Hanif Mohammad Trophy
- Administrator: Pakistan Cricket Board (PCB)
- Format: Non-first-class four-day
- First edition: 2023–24
- Latest edition: 2025
- Tournament format: Round-robin
- Number of teams: 12
- Current champion: Islamabad
- Most successful: Islamabad
- Qualification: Quaid-e-Azam Trophy
- Website: www.pcb.com.pk

= Hanif Mohammad Trophy =

The Hanif Mohammad Trophy is a cricket event arranged by the Pakistan Cricket Board (PCB), honoring Hanif Mohammad, a key figure in Pakistan's early cricket history.

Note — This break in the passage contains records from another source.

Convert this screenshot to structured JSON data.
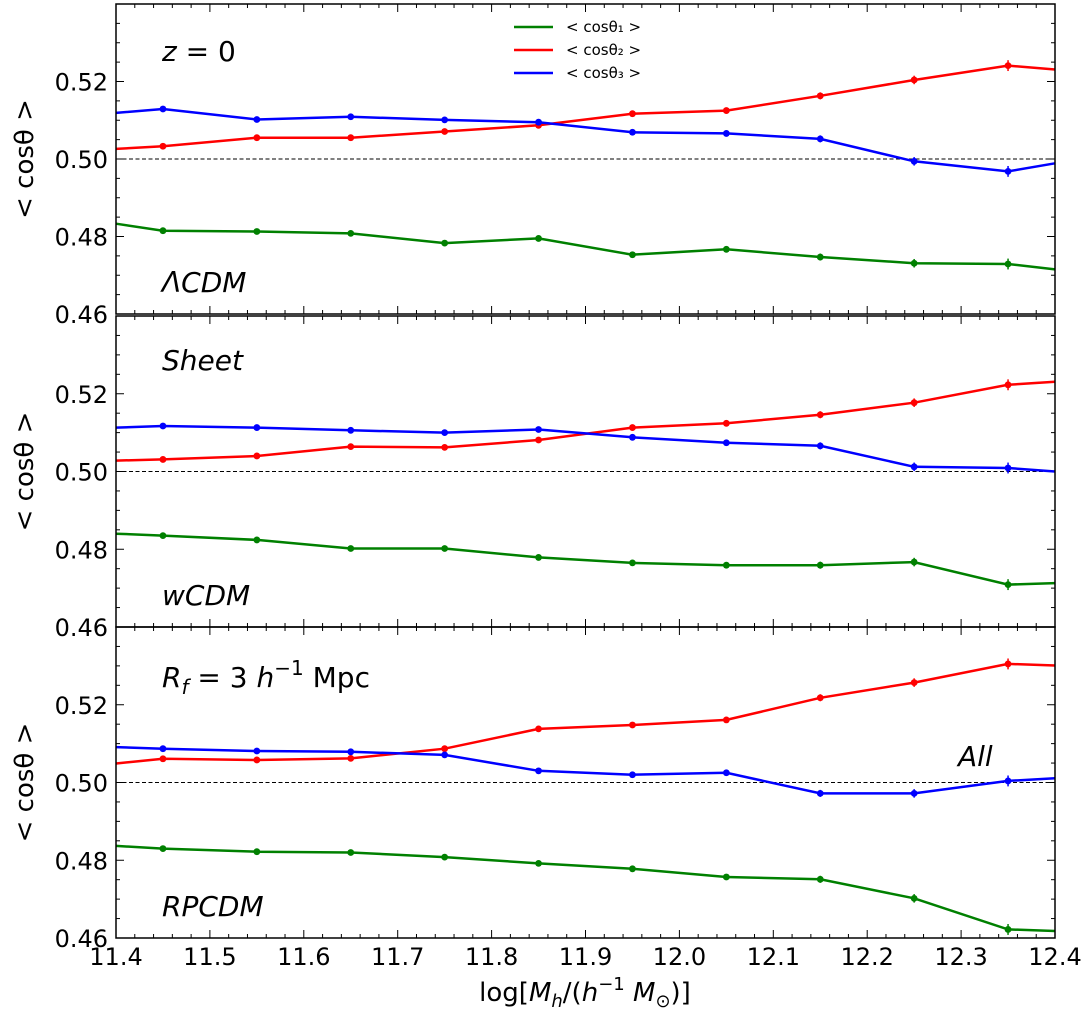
{
  "chart_data": {
    "type": "line",
    "xlim": [
      11.4,
      12.4
    ],
    "ylim": [
      0.46,
      0.54
    ],
    "x_ticks": [
      "11.4",
      "11.5",
      "11.6",
      "11.7",
      "11.8",
      "11.9",
      "12.0",
      "12.1",
      "12.2",
      "12.3",
      "12.4"
    ],
    "y_ticks": [
      "0.46",
      "0.48",
      "0.50",
      "0.52"
    ],
    "xlabel": "log[M_h/(h^-1 M_⊙)]",
    "ylabel": "< cosθ >",
    "reference_line": 0.5,
    "grid": false,
    "legend": {
      "placement": "top-center",
      "entries": [
        {
          "label": "< cosθ₁ >",
          "color": "#008000"
        },
        {
          "label": "< cosθ₂ >",
          "color": "#ff0000"
        },
        {
          "label": "< cosθ₃ >",
          "color": "#0000ff"
        }
      ]
    },
    "panels": [
      {
        "annotation_top": "z = 0",
        "annotation_bottom": "ΛCDM",
        "series": [
          {
            "color": "#008000",
            "x": [
              11.4,
              11.45,
              11.55,
              11.65,
              11.75,
              11.85,
              11.95,
              12.05,
              12.15,
              12.25,
              12.35,
              12.4
            ],
            "y": [
              0.4833,
              0.4815,
              0.4813,
              0.4808,
              0.4783,
              0.4795,
              0.4753,
              0.4767,
              0.4747,
              0.4731,
              0.4729,
              0.4715
            ],
            "err": [
              0,
              0.0004,
              0.0004,
              0.0004,
              0.0005,
              0.0005,
              0.0006,
              0.0007,
              0.0009,
              0.0011,
              0.0014,
              0
            ]
          },
          {
            "color": "#ff0000",
            "x": [
              11.4,
              11.45,
              11.55,
              11.65,
              11.75,
              11.85,
              11.95,
              12.05,
              12.15,
              12.25,
              12.35,
              12.4
            ],
            "y": [
              0.5026,
              0.5033,
              0.5055,
              0.5055,
              0.5071,
              0.5087,
              0.5117,
              0.5125,
              0.5163,
              0.5204,
              0.5241,
              0.5231
            ],
            "err": [
              0,
              0.0004,
              0.0004,
              0.0004,
              0.0005,
              0.0005,
              0.0006,
              0.0007,
              0.0009,
              0.0011,
              0.0014,
              0
            ]
          },
          {
            "color": "#0000ff",
            "x": [
              11.4,
              11.45,
              11.55,
              11.65,
              11.75,
              11.85,
              11.95,
              12.05,
              12.15,
              12.25,
              12.35,
              12.4
            ],
            "y": [
              0.5119,
              0.5129,
              0.5102,
              0.5109,
              0.5101,
              0.5095,
              0.5069,
              0.5066,
              0.5052,
              0.4994,
              0.4968,
              0.4989
            ],
            "err": [
              0,
              0.0004,
              0.0004,
              0.0004,
              0.0005,
              0.0005,
              0.0006,
              0.0007,
              0.0009,
              0.0011,
              0.0014,
              0
            ]
          }
        ]
      },
      {
        "annotation_top": "Sheet",
        "annotation_bottom": "wCDM",
        "series": [
          {
            "color": "#008000",
            "x": [
              11.4,
              11.45,
              11.55,
              11.65,
              11.75,
              11.85,
              11.95,
              12.05,
              12.15,
              12.25,
              12.35,
              12.4
            ],
            "y": [
              0.484,
              0.4835,
              0.4824,
              0.4802,
              0.4802,
              0.4779,
              0.4765,
              0.4759,
              0.4759,
              0.4767,
              0.4709,
              0.4713
            ],
            "err": [
              0,
              0.0004,
              0.0004,
              0.0004,
              0.0005,
              0.0005,
              0.0006,
              0.0007,
              0.0009,
              0.0011,
              0.0014,
              0
            ]
          },
          {
            "color": "#ff0000",
            "x": [
              11.4,
              11.45,
              11.55,
              11.65,
              11.75,
              11.85,
              11.95,
              12.05,
              12.15,
              12.25,
              12.35,
              12.4
            ],
            "y": [
              0.5028,
              0.5031,
              0.504,
              0.5064,
              0.5062,
              0.5081,
              0.5113,
              0.5124,
              0.5146,
              0.5177,
              0.5223,
              0.5231
            ],
            "err": [
              0,
              0.0004,
              0.0004,
              0.0004,
              0.0005,
              0.0005,
              0.0006,
              0.0007,
              0.0009,
              0.0011,
              0.0014,
              0
            ]
          },
          {
            "color": "#0000ff",
            "x": [
              11.4,
              11.45,
              11.55,
              11.65,
              11.75,
              11.85,
              11.95,
              12.05,
              12.15,
              12.25,
              12.35,
              12.4
            ],
            "y": [
              0.5113,
              0.5117,
              0.5113,
              0.5106,
              0.51,
              0.5108,
              0.5088,
              0.5074,
              0.5066,
              0.5012,
              0.5009,
              0.5
            ],
            "err": [
              0,
              0.0004,
              0.0004,
              0.0004,
              0.0005,
              0.0005,
              0.0006,
              0.0007,
              0.0009,
              0.0011,
              0.0014,
              0
            ]
          }
        ]
      },
      {
        "annotation_top": "R_f = 3 h^-1 Mpc",
        "annotation_bottom": "RPCDM",
        "annotation_extra": "All",
        "series": [
          {
            "color": "#008000",
            "x": [
              11.4,
              11.45,
              11.55,
              11.65,
              11.75,
              11.85,
              11.95,
              12.05,
              12.15,
              12.25,
              12.35,
              12.4
            ],
            "y": [
              0.4837,
              0.483,
              0.4822,
              0.482,
              0.4808,
              0.4792,
              0.4778,
              0.4757,
              0.4751,
              0.4702,
              0.4622,
              0.4618
            ],
            "err": [
              0,
              0.0004,
              0.0004,
              0.0004,
              0.0005,
              0.0005,
              0.0006,
              0.0007,
              0.0009,
              0.0011,
              0.0014,
              0
            ]
          },
          {
            "color": "#ff0000",
            "x": [
              11.4,
              11.45,
              11.55,
              11.65,
              11.75,
              11.85,
              11.95,
              12.05,
              12.15,
              12.25,
              12.35,
              12.4
            ],
            "y": [
              0.5049,
              0.5061,
              0.5058,
              0.5062,
              0.5087,
              0.5138,
              0.5148,
              0.5161,
              0.5218,
              0.5257,
              0.5305,
              0.5301
            ],
            "err": [
              0,
              0.0004,
              0.0004,
              0.0004,
              0.0005,
              0.0005,
              0.0006,
              0.0007,
              0.0009,
              0.0011,
              0.0014,
              0
            ]
          },
          {
            "color": "#0000ff",
            "x": [
              11.4,
              11.45,
              11.55,
              11.65,
              11.75,
              11.85,
              11.95,
              12.05,
              12.15,
              12.25,
              12.35,
              12.4
            ],
            "y": [
              0.5091,
              0.5087,
              0.5081,
              0.5079,
              0.5071,
              0.503,
              0.502,
              0.5025,
              0.4972,
              0.4972,
              0.5004,
              0.5011
            ],
            "err": [
              0,
              0.0004,
              0.0004,
              0.0004,
              0.0005,
              0.0005,
              0.0006,
              0.0007,
              0.0009,
              0.0011,
              0.0014,
              0
            ]
          }
        ]
      }
    ]
  }
}
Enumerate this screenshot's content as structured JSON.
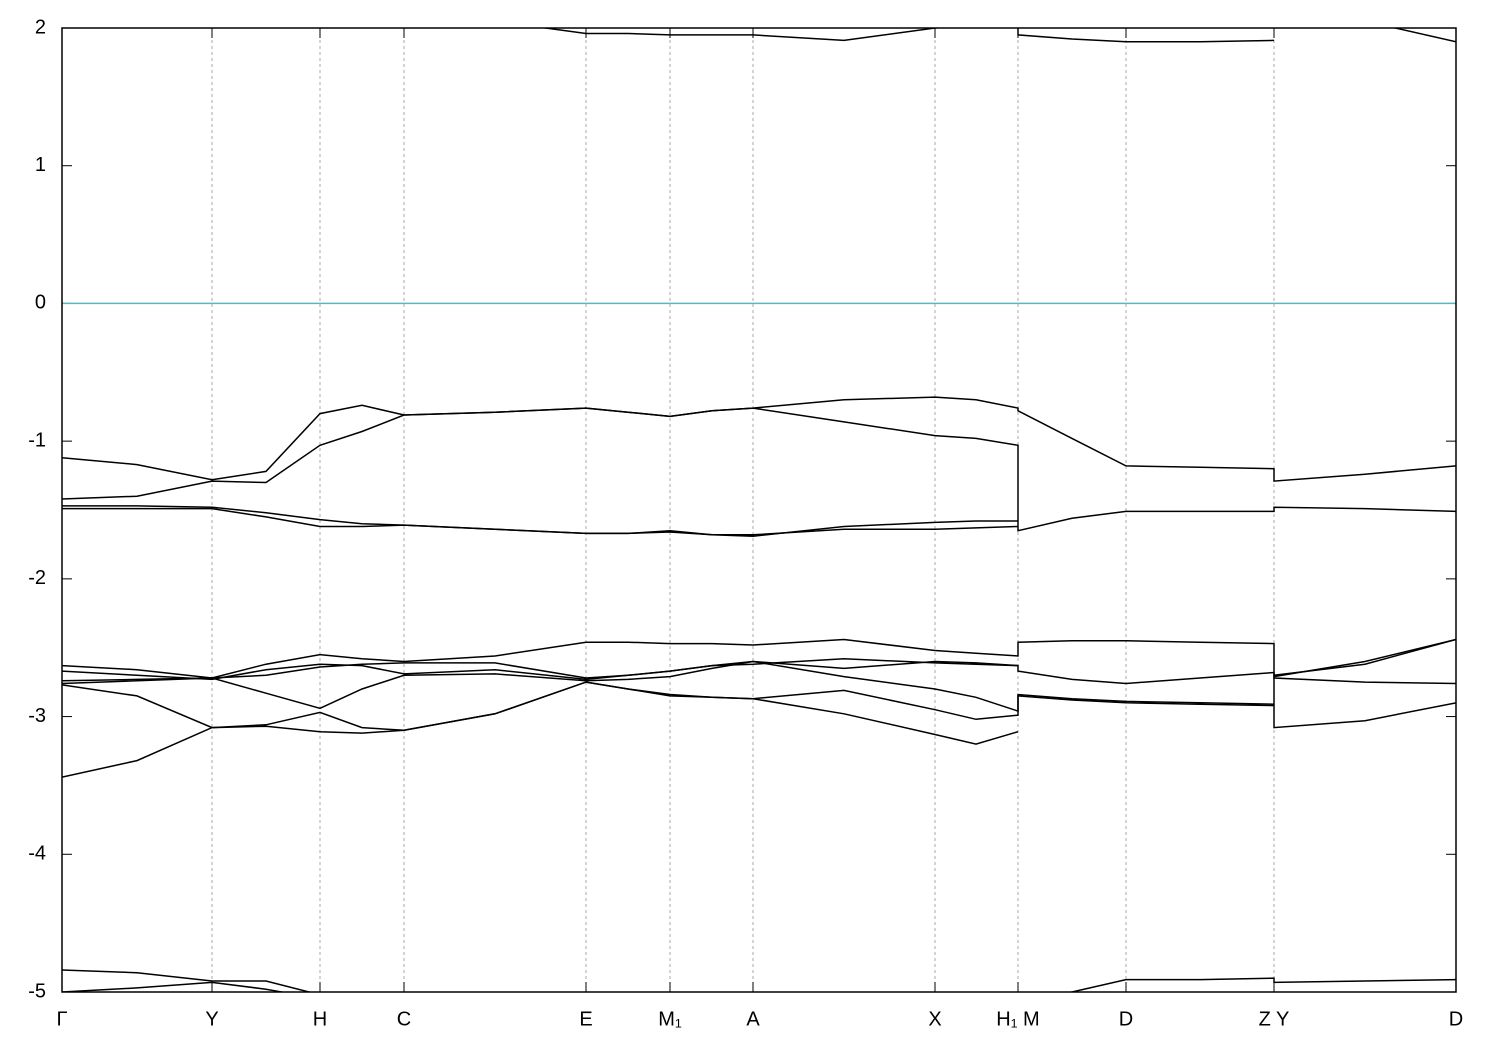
{
  "chart_data": {
    "type": "line",
    "xlim": [
      0,
      1394
    ],
    "ylim": [
      -5,
      2
    ],
    "yticks": [
      -5,
      -4,
      -3,
      -2,
      -1,
      0,
      1,
      2
    ],
    "xticks": [
      {
        "value": 0,
        "label": "Γ"
      },
      {
        "value": 150,
        "label": "Y"
      },
      {
        "value": 258,
        "label": "H"
      },
      {
        "value": 342,
        "label": "C"
      },
      {
        "value": 524,
        "label": "E"
      },
      {
        "value": 608,
        "label": "M₁"
      },
      {
        "value": 691,
        "label": "A"
      },
      {
        "value": 873,
        "label": "X"
      },
      {
        "value": 956,
        "label": "H₁ M"
      },
      {
        "value": 1064,
        "label": "D"
      },
      {
        "value": 1212,
        "label": "Z Y"
      },
      {
        "value": 1394,
        "label": "D"
      }
    ],
    "x_grid": true,
    "color": "#000000",
    "fermi_level": 0,
    "fermi_color": "#5fb3c8",
    "x": [
      0,
      75,
      150,
      204,
      258,
      300,
      342,
      433,
      524,
      566,
      608,
      650,
      691,
      782,
      873,
      914,
      956,
      956,
      1010,
      1064,
      1138,
      1212,
      1212,
      1303,
      1394
    ],
    "series": [
      {
        "values": [
          -1.12,
          -1.17,
          -1.28,
          -1.22,
          -0.8,
          -0.74,
          -0.81,
          -0.79,
          -0.76,
          -0.79,
          -0.82,
          -0.78,
          -0.76,
          -0.7,
          -0.68,
          -0.7,
          -0.76,
          -0.78,
          -0.98,
          -1.18,
          -1.19,
          -1.2,
          -1.29,
          -1.24,
          -1.18
        ]
      },
      {
        "values": [
          -1.42,
          -1.4,
          -1.29,
          -1.3,
          -1.03,
          -0.93,
          -0.81,
          -0.79,
          -0.76,
          -0.79,
          -0.82,
          -0.78,
          -0.76,
          -0.86,
          -0.96,
          -0.98,
          -1.03,
          -1.65,
          -1.56,
          -1.51,
          -1.51,
          -1.51,
          -1.48,
          -1.49,
          -1.51
        ]
      },
      {
        "values": [
          -1.47,
          -1.47,
          -1.48,
          -1.52,
          -1.57,
          -1.6,
          -1.61,
          -1.64,
          -1.67,
          -1.67,
          -1.65,
          -1.68,
          -1.68,
          -1.64,
          -1.64,
          -1.63,
          -1.62,
          null,
          null,
          null,
          null,
          null,
          null,
          null,
          null
        ]
      },
      {
        "values": [
          -1.49,
          -1.49,
          -1.49,
          -1.55,
          -1.62,
          -1.62,
          -1.61,
          -1.64,
          -1.67,
          -1.67,
          -1.66,
          -1.68,
          -1.69,
          -1.62,
          -1.59,
          -1.58,
          -1.58,
          null,
          null,
          null,
          null,
          null,
          null,
          null,
          null
        ]
      },
      {
        "values": [
          -2.63,
          -2.66,
          -2.72,
          -2.62,
          -2.55,
          -2.58,
          -2.6,
          -2.56,
          -2.46,
          -2.46,
          -2.47,
          -2.47,
          -2.48,
          -2.44,
          -2.52,
          -2.54,
          -2.56,
          -2.46,
          -2.45,
          -2.45,
          -2.46,
          -2.47,
          -2.7,
          -2.62,
          -2.44
        ]
      },
      {
        "values": [
          -2.67,
          -2.7,
          -2.73,
          -2.66,
          -2.62,
          -2.63,
          -2.69,
          -2.66,
          -2.73,
          -2.7,
          -2.67,
          -2.63,
          -2.6,
          -2.65,
          -2.6,
          -2.61,
          -2.63,
          -2.67,
          -2.73,
          -2.76,
          -2.72,
          -2.68,
          -2.72,
          -2.75,
          -2.76
        ]
      },
      {
        "values": [
          -2.74,
          -2.73,
          -2.72,
          -2.83,
          -2.94,
          -2.8,
          -2.7,
          -2.69,
          -2.74,
          -2.73,
          -2.71,
          -2.65,
          -2.6,
          -2.71,
          -2.8,
          -2.86,
          -2.96,
          -2.84,
          -2.87,
          -2.89,
          -2.9,
          -2.91,
          -2.71,
          -2.6,
          -2.44
        ]
      },
      {
        "values": [
          -2.77,
          -2.85,
          -3.08,
          -3.06,
          -2.97,
          -3.08,
          -3.1,
          -2.98,
          -2.75,
          -2.8,
          -2.84,
          -2.86,
          -2.87,
          -2.81,
          -2.95,
          -3.02,
          -2.99,
          -2.85,
          -2.88,
          -2.9,
          -2.91,
          -2.92,
          -3.08,
          -3.03,
          -2.9
        ]
      },
      {
        "values": [
          -3.44,
          -3.32,
          -3.08,
          -3.07,
          -3.11,
          -3.12,
          -3.1,
          -2.98,
          -2.75,
          -2.8,
          -2.85,
          -2.86,
          -2.87,
          -2.98,
          -3.13,
          -3.2,
          -3.11,
          null,
          null,
          null,
          null,
          null,
          null,
          null,
          null
        ]
      },
      {
        "values": [
          -2.76,
          -2.74,
          -2.72,
          -2.7,
          -2.64,
          -2.62,
          -2.61,
          -2.61,
          -2.72,
          -2.7,
          -2.67,
          -2.63,
          -2.62,
          -2.58,
          -2.61,
          -2.62,
          -2.63,
          null,
          null,
          null,
          null,
          null,
          null,
          null,
          null
        ]
      },
      {
        "values": [
          null,
          null,
          null,
          null,
          null,
          null,
          null,
          2.05,
          1.96,
          1.96,
          1.95,
          1.95,
          1.95,
          1.91,
          2.0,
          2.03,
          2.06,
          1.95,
          1.92,
          1.9,
          1.9,
          1.91,
          null,
          2.05,
          1.9
        ]
      },
      {
        "values": [
          -5.0,
          -4.97,
          -4.93,
          -4.98,
          -5.05,
          null,
          null,
          null,
          null,
          null,
          null,
          null,
          null,
          null,
          null,
          null,
          null,
          -5.1,
          -5.0,
          -4.91,
          -4.91,
          -4.9,
          -4.93,
          -4.92,
          -4.91
        ]
      },
      {
        "values": [
          -4.84,
          -4.86,
          -4.92,
          -4.92,
          -5.02,
          null,
          null,
          null,
          null,
          null,
          null,
          null,
          null,
          null,
          null,
          null,
          null,
          null,
          null,
          null,
          null,
          null,
          null,
          null,
          null
        ]
      }
    ]
  }
}
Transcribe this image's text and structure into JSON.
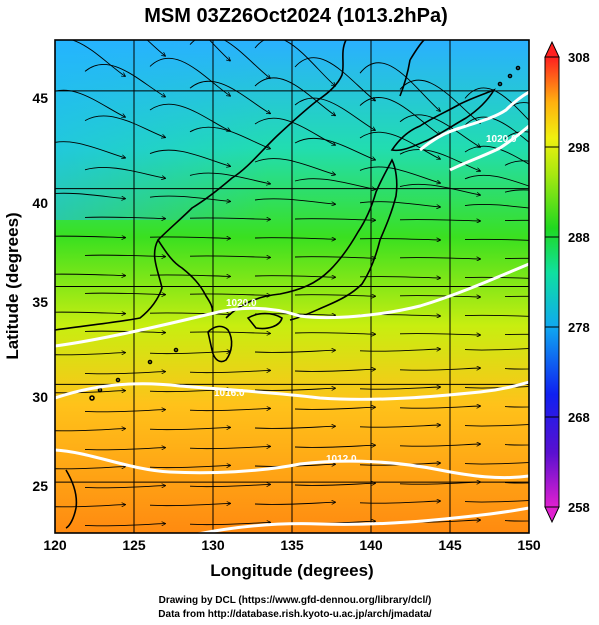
{
  "title": "MSM 03Z26Oct2024 (1013.2hPa)",
  "x_axis": {
    "label": "Longitude (degrees)",
    "range": [
      120,
      150
    ],
    "ticks": [
      "120",
      "125",
      "130",
      "135",
      "140",
      "145",
      "150"
    ]
  },
  "y_axis": {
    "label": "Latitude  (degrees)",
    "range": [
      22.4,
      47.6
    ],
    "ticks": [
      "25",
      "30",
      "35",
      "40",
      "45"
    ]
  },
  "colorbar": {
    "min": 258,
    "max": 308,
    "ticks": [
      "308",
      "298",
      "288",
      "278",
      "268",
      "258"
    ]
  },
  "contour_labels": [
    "1020.0",
    "1016.0",
    "1012.0",
    "1020.0"
  ],
  "credits": {
    "line1": "Drawing by DCL (https://www.gfd-dennou.org/library/dcl/)",
    "line2": "Data from http://database.rish.kyoto-u.ac.jp/arch/jmadata/"
  },
  "colors": {
    "frame": "#000000",
    "isobar": "#ffffff",
    "coast": "#000000"
  }
}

It's a way to pay homage to his skill, passion, and lasting impact on the sport.

==Format==
The Hanif Mohammad Trophy is a four-day grade-II cricket tournament involving 10 regional teams during the domestic season. It acts as a stepping stone for regional teams to advance to the Quaid-e-Azam Trophy, the top-level first-class competition. The winning team of the Hanif Mohammad Trophy earns promotion to the Quaid-e-Azam Trophy, while the last-placed team in the first-class tournament is demoted to the grade-II event.

==Inaugural season (2023-24)==
The first season of the Hanif Mohammad Trophy was held during the 2023-24 domestic cricket season.
===Notable performances===
- Abdul Wahid Bangalzai and Mohammad Ammar both scored centuries in one of the matches. On the day the tournament began.
- Jawad Ali from Hyderabad had an outstanding performance, taking an impressive seven-wicket haul and emerging as the star player of the day.

===First round victories===
- Islamabad and Bahawalpur emerged victorious in the first round of matches.
- Abbottabad and Quetta notched their first wins of the season.